Breaking our Hearts

Claude

For the last couple of weeks, I’ve been preoccupied with our school’s production of HAIR — I was cast as the mother.  I have never acted on stage before–I’ve been in dance performances, have given public readings–but I’ve never acted beyond an elementary school play about the Pilgrims, put on for other classes and maybe parents.  This was a whole new experience–and it got me thinking about the power of story, about the various narratives we tell that make up our collective story in addition to the various ways those stories are told.

HAIR, as you all probably know, is a “rock musical.”  Its narrative is disjointed, non-linear, told mostly through a series of montages and songs.  Loosely, the songs and vignettes tell the story of “the Tribe,” a group of “hippy” anti-war protestors, and their friend, Claude, who ends up going to Vietnam and getting killed.  (I play Claude’s mother –a stereotypical 1960’s housewife who thinks her son is wasting his time, striving for nothing beyond “being disheveled”). The songs are full of youthful questioning and enthusiasm.  One song asks, “How dare they try to end this beauty?”

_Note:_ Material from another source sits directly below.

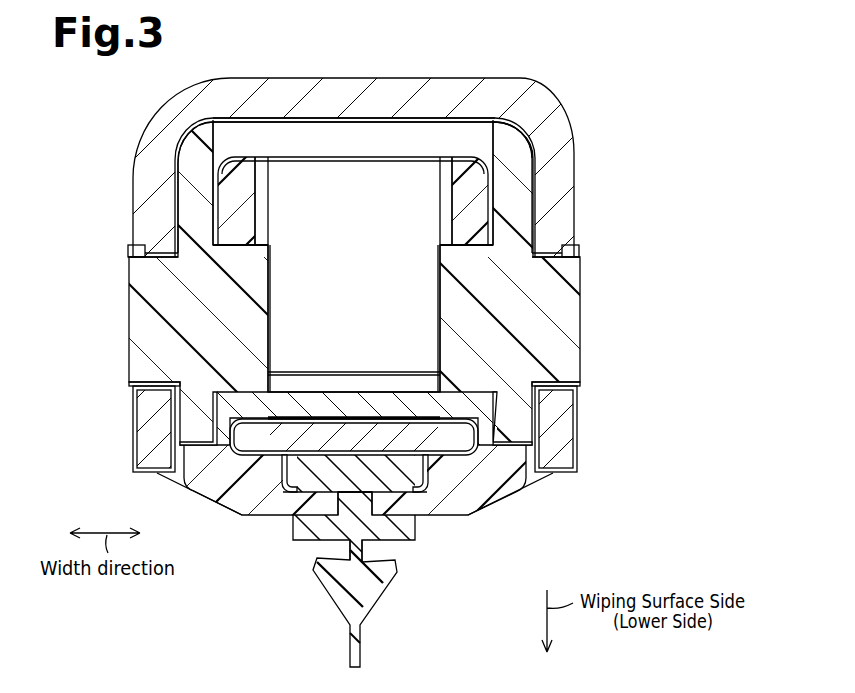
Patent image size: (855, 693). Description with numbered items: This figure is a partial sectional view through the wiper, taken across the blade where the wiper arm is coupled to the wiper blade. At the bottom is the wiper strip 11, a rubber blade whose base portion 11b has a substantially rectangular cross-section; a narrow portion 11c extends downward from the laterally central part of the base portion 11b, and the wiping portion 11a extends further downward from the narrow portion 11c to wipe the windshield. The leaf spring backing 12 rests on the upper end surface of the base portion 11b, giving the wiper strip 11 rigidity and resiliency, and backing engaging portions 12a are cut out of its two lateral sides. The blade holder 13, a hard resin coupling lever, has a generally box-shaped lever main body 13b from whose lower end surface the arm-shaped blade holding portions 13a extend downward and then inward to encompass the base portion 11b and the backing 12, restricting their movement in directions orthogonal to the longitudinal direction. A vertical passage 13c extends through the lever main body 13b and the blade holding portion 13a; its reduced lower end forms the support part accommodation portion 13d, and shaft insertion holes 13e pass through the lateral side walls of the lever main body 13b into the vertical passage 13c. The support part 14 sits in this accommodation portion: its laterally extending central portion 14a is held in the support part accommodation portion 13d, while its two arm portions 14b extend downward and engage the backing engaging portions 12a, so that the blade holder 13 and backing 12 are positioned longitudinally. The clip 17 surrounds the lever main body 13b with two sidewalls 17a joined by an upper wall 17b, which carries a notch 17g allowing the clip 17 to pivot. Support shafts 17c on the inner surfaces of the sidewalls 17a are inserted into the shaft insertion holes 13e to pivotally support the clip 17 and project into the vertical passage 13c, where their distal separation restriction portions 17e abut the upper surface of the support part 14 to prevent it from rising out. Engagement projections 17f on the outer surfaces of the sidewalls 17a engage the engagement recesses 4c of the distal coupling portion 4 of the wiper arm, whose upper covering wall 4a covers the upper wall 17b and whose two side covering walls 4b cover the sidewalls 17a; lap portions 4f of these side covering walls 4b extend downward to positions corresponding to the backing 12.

I find myself wondering a lot about that particular lyric.  It is painful to listen to the gorgeous harmonizing, the powerful voices asking such an accusatory question (partly because in the show, I play one of the people who is actively trying to “end the beauty”).  Much of the show’s power is that the music is so lively and catching and the songs so beautiful while many of the lyrics convey difficult truths.  Of course, this is what good writing does too.

Though there are many examples (think Dorothy Allison’s Bastard Out of Carolina, Greg Bottoms’ Angelhead–I’m not sure why I started this particular list, there are so many!) right nowI’m thinking, in particular, of Justin Torres’ We, The Animals, the Cabell VCU First Novelist Award winner.  Much like HAIR, We, The Animals is a novel in vignettes.  The prose is strikingly beautiful–poetic in its images and rhythms–yet capable of telling difficult and heartbreaking truths.  In his visit to VCU this past week, Torres said that his goal as a writer is to “break your heart” and he does.

And when our hearts are broken, our minds are opened.  Hard truths seep in, possibly take root.  Isn’t this why, then, we tell our stories?  Isn’t this one way to be sure no one “ends this beauty?” Joan Didion says that we tell ourselves stories “in order to live.”  Patricia Hampl says we tell our stories in order to own our history–if we don’t tell our stories, someone else will. And they might get it wrong.